Sombras que anidan en el silencio. Adornando la calcon magia de nostalgia fenicida. Luces sombrías que inundáis mi iris de bellos abanicos, de blancos apagados y de luces perennes, decidle a la era del silencio que acalle el tumulto de los versos pecaminosos y que embarque sobre el ala de Venus hacia la sombra lúcida de una palmera del Feddán. Que la cal cubra con su manto el llanto de los siglos ya idos.
Sombras en el silencio encalado del Feddán, despertad de vuestro letargo otoñal e id en busca de los rayos que el sol ofrece a su inmensidad; buscad los aromas del cielo para colgarlo en vuestras ventanas y puertas de musgo secular; volad en busca de luces que limen los óxidos de los clavos cansados por su oxidada edad y decidle que la sombra del delirio oculta su túnica fragmentada con su manto de negra mortaja secular.
Ayer, la cal no se atrevía a acercarse a las encadenadas iras del tiempo que entre sus eslabones estaban enredadas mientras el verdor azulado de una puerta intentaba liberar sus pupilas de maldiciones de décadas de olvidos y de embrujos.
La brisa andalusí de Tetuán, una vez más, le negó a la férrea prosa una rima apropiada. Se desvanece el metal y se agrieta, en espera de magias que nunca le han de llegar y esas sombras se fueron diluyendo sobre la polvareda mugrienta del silencio. Quiso, la cal, de su letargo despertar tras la larga oscuridad de un sábado tenebroso; estaba cansada, colgándose de una pared oxidada por su cintura.
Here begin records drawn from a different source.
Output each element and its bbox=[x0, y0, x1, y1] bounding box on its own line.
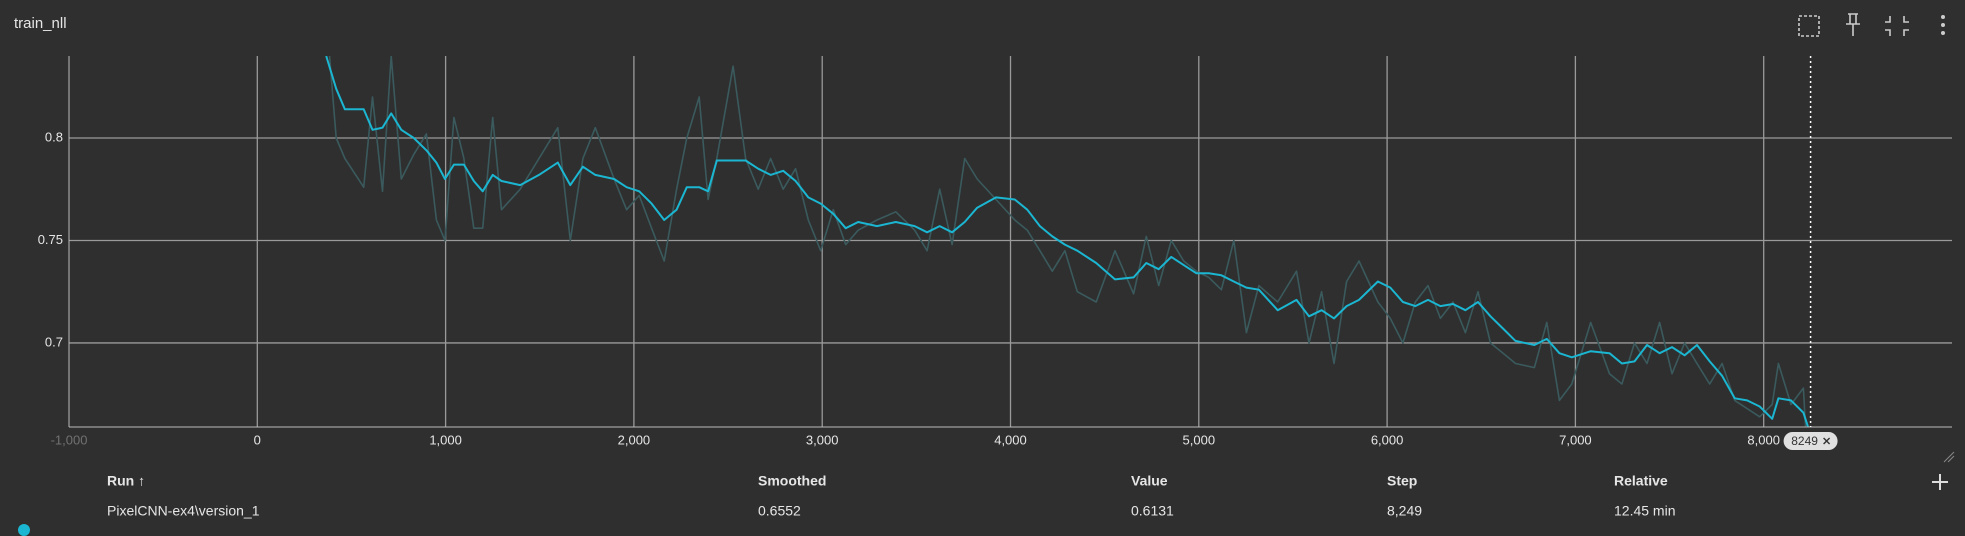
table-header: Relative bbox=[1614, 473, 1668, 489]
resize-handle[interactable] bbox=[1943, 451, 1955, 463]
table-header: Run ↑ bbox=[107, 473, 145, 489]
table-cell: 12.45 min bbox=[1614, 503, 1675, 519]
pin-button[interactable] bbox=[1846, 13, 1860, 36]
chart-title: train_nll bbox=[14, 15, 67, 32]
y-tick-label: 0.7 bbox=[45, 334, 63, 349]
add-column-button[interactable] bbox=[1932, 474, 1948, 490]
table-header: Smoothed bbox=[758, 473, 826, 489]
x-tick-label: 8,000 bbox=[1747, 432, 1780, 447]
x-tick-label: 7,000 bbox=[1559, 432, 1592, 447]
cursor-close bbox=[1823, 437, 1831, 445]
x-tick-label: 4,000 bbox=[994, 432, 1027, 447]
smoothed-line bbox=[325, 56, 1810, 427]
collapse-button[interactable] bbox=[1885, 16, 1909, 36]
table-header: Value bbox=[1131, 473, 1168, 489]
grid: 0.7 0.75 0.8 -1,000 0 1,000 2,000 3,000 4,000 5,0… bbox=[38, 56, 1952, 447]
run-color[interactable] bbox=[18, 524, 30, 536]
runs-table: Run ↑ Smoothed Value Step Relative PixelCNN-e… bbox=[107, 473, 1675, 519]
plot bbox=[325, 56, 1810, 427]
x-tick-label: -1,000 bbox=[51, 432, 88, 447]
x-tick-label: 0 bbox=[254, 432, 261, 447]
cursor-pill bbox=[1783, 432, 1838, 450]
x-tick-label: 2,000 bbox=[618, 432, 651, 447]
table-cell: 0.6552 bbox=[758, 503, 801, 519]
cursor: 8249 bbox=[1783, 56, 1838, 450]
x-tick-label: 6,000 bbox=[1371, 432, 1404, 447]
cursor-step: 8249 bbox=[1791, 434, 1818, 448]
table-cell: 8,249 bbox=[1387, 503, 1422, 519]
x-tick-label: 3,000 bbox=[806, 432, 839, 447]
menu-button[interactable] bbox=[1941, 15, 1945, 35]
raw-line bbox=[328, 56, 1807, 427]
x-tick-label: 5,000 bbox=[1183, 432, 1216, 447]
toolbar[interactable] bbox=[1798, 13, 1945, 37]
fit-domain-button[interactable] bbox=[1798, 15, 1820, 37]
y-tick-label: 0.75 bbox=[38, 232, 63, 247]
y-tick-label: 0.8 bbox=[45, 129, 63, 144]
table-cell: PixelCNN-ex4\version_1 bbox=[107, 503, 260, 519]
table-cell: 0.6131 bbox=[1131, 503, 1174, 519]
table-header: Step bbox=[1387, 473, 1417, 489]
x-tick-label: 1,000 bbox=[429, 432, 462, 447]
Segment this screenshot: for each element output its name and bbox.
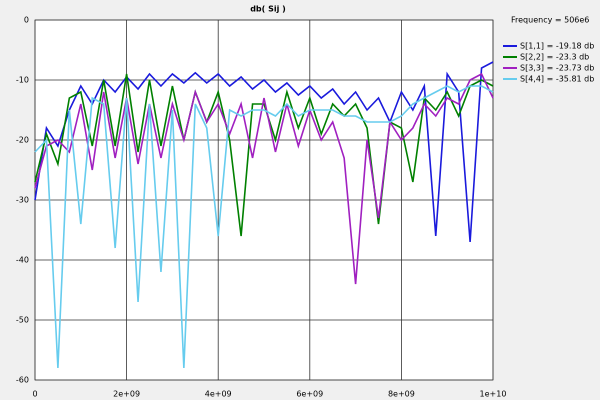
- y-tick-label: -60: [16, 376, 29, 385]
- x-tick-label: 8e+09: [388, 390, 415, 399]
- y-tick-label: -50: [16, 316, 29, 325]
- y-tick-label: -40: [16, 256, 29, 265]
- legend-label: S[2,2] = -23.3 db: [520, 53, 589, 62]
- series-line: [34, 85, 494, 369]
- y-tick-label: -30: [16, 196, 29, 205]
- x-tick-label: 4e+09: [205, 390, 232, 399]
- x-tick-label: 0: [32, 390, 37, 399]
- y-tick-label: -10: [16, 76, 29, 85]
- y-tick-label: 0: [24, 16, 29, 25]
- legend-label: S[4,4] = -35.81 db: [520, 75, 594, 84]
- legend-title: Frequency = 506e6: [511, 16, 589, 25]
- x-tick-label: 1e+10: [480, 390, 507, 399]
- chart-title: db( Sij ): [250, 5, 286, 14]
- series-line: [34, 73, 494, 237]
- x-tick-label: 6e+09: [296, 390, 323, 399]
- y-tick-label: -20: [16, 136, 29, 145]
- legend-label: S[3,3] = -23.73 db: [520, 64, 594, 73]
- series-line: [34, 72, 494, 285]
- x-tick-label: 2e+09: [113, 390, 140, 399]
- legend-label: S[1,1] = -19.18 db: [520, 42, 594, 51]
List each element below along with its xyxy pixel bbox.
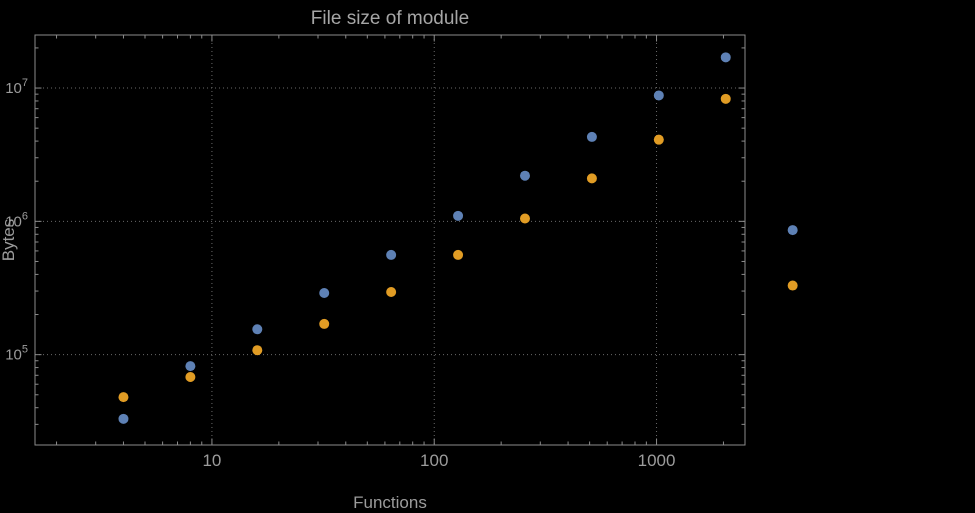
y-tick-label: 107 <box>5 77 28 97</box>
data-point-orange <box>252 345 263 356</box>
y-axis-label: Bytes <box>0 219 18 262</box>
data-point-blue <box>453 210 464 221</box>
data-point-orange <box>653 134 664 145</box>
x-axis-label: Functions <box>353 493 427 512</box>
data-point-blue <box>185 361 196 372</box>
data-point-orange <box>453 249 464 260</box>
data-point-blue <box>519 170 530 181</box>
data-point-orange <box>319 318 330 329</box>
x-tick-label: 1000 <box>638 451 676 470</box>
data-point-orange <box>185 371 196 382</box>
data-point-orange <box>720 93 731 104</box>
data-point-blue <box>252 324 263 335</box>
chart-layer: 10 100 1000 105 106 107 <box>5 34 798 470</box>
data-point-blue <box>118 413 129 424</box>
y-tick-label: 106 <box>5 210 28 230</box>
data-point-blue <box>319 288 330 299</box>
data-point-orange <box>118 392 129 403</box>
data-point-blue <box>586 131 597 142</box>
x-tick-label: 10 <box>202 451 221 470</box>
data-point-blue <box>787 225 798 236</box>
data-point-orange <box>586 173 597 184</box>
data-point-blue <box>653 90 664 101</box>
data-point-orange <box>519 213 530 224</box>
data-point-blue <box>720 52 731 63</box>
y-tick-label: 105 <box>5 344 28 364</box>
chart-title: File size of module <box>311 8 469 29</box>
data-point-orange <box>386 287 397 298</box>
plot-frame <box>34 34 746 446</box>
x-tick-label: 100 <box>420 451 448 470</box>
data-point-blue <box>386 249 397 260</box>
data-point-orange <box>787 280 798 291</box>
Olía a incienso, los espíritus malignos se alejaban de la lujuriosa sombra que brotaba de la esencia de la tierra y se perdieron, juntos, por la amargura de los adoquines marchitos.
Tal vez renazca de sus dispersas cenizas la ciudad de Tetuán que yo adoro, la moza andalusí a la que el Dersa quiso arribar y plantar su arrabal, despojada de sus ajuares, con la sequedad de sus senos, con apagadas pupilas, con sus calles del enterrado Medievo, con su gente de mala muerte, con su oscurecido horizonte, con la ausencia de sus alturas, aun así, Tetuán me enloquece, soy su incondicional loco, sin sentido.
Pero, cuando me acerco a ella, la sombra morisca de la Medina tetuaní se esconde tras el manto mugriento de la cal andalusí. La buscan los dedos de mis dos manos bajo los arrabales del sol, pero ella, la sombra frágil, sigue asomando, tras su luz, para ver cómo me alejo de la magia de su alfombra de seda y marfil, entonando prosas profanas en su dolorido lacrimal.
… y cuando la luna extiende la virginidad del mejor manto de su ajuar, la ultrajada mar morisca de Tetuán deja extenderse sobre su dermis un infinito baile de sombras y de olas. Y entre los dedos de mis manos se irán escapando los filones de azahar y de sal, mis manos se alzarán al cielo en busca de sombras forajidas que de las palmeras pretenderán sobrevolar altamar, para volver a su Granada nupcial, para no volver nunca jamás. El óxido de una secular ancla amarrará su cuerpo a las cenizas de las almejas, renegando de la cuerda que lo ata a su destino, sin piedad y, a lo lejos, veré el horizonte escalar sobre las enojadas olas el cielo que cobija su oscuridad. Tal vez fue lamento, tal vez llanto… tan solo sé que, por culpa de esa mar, siento embrujado mi saciar.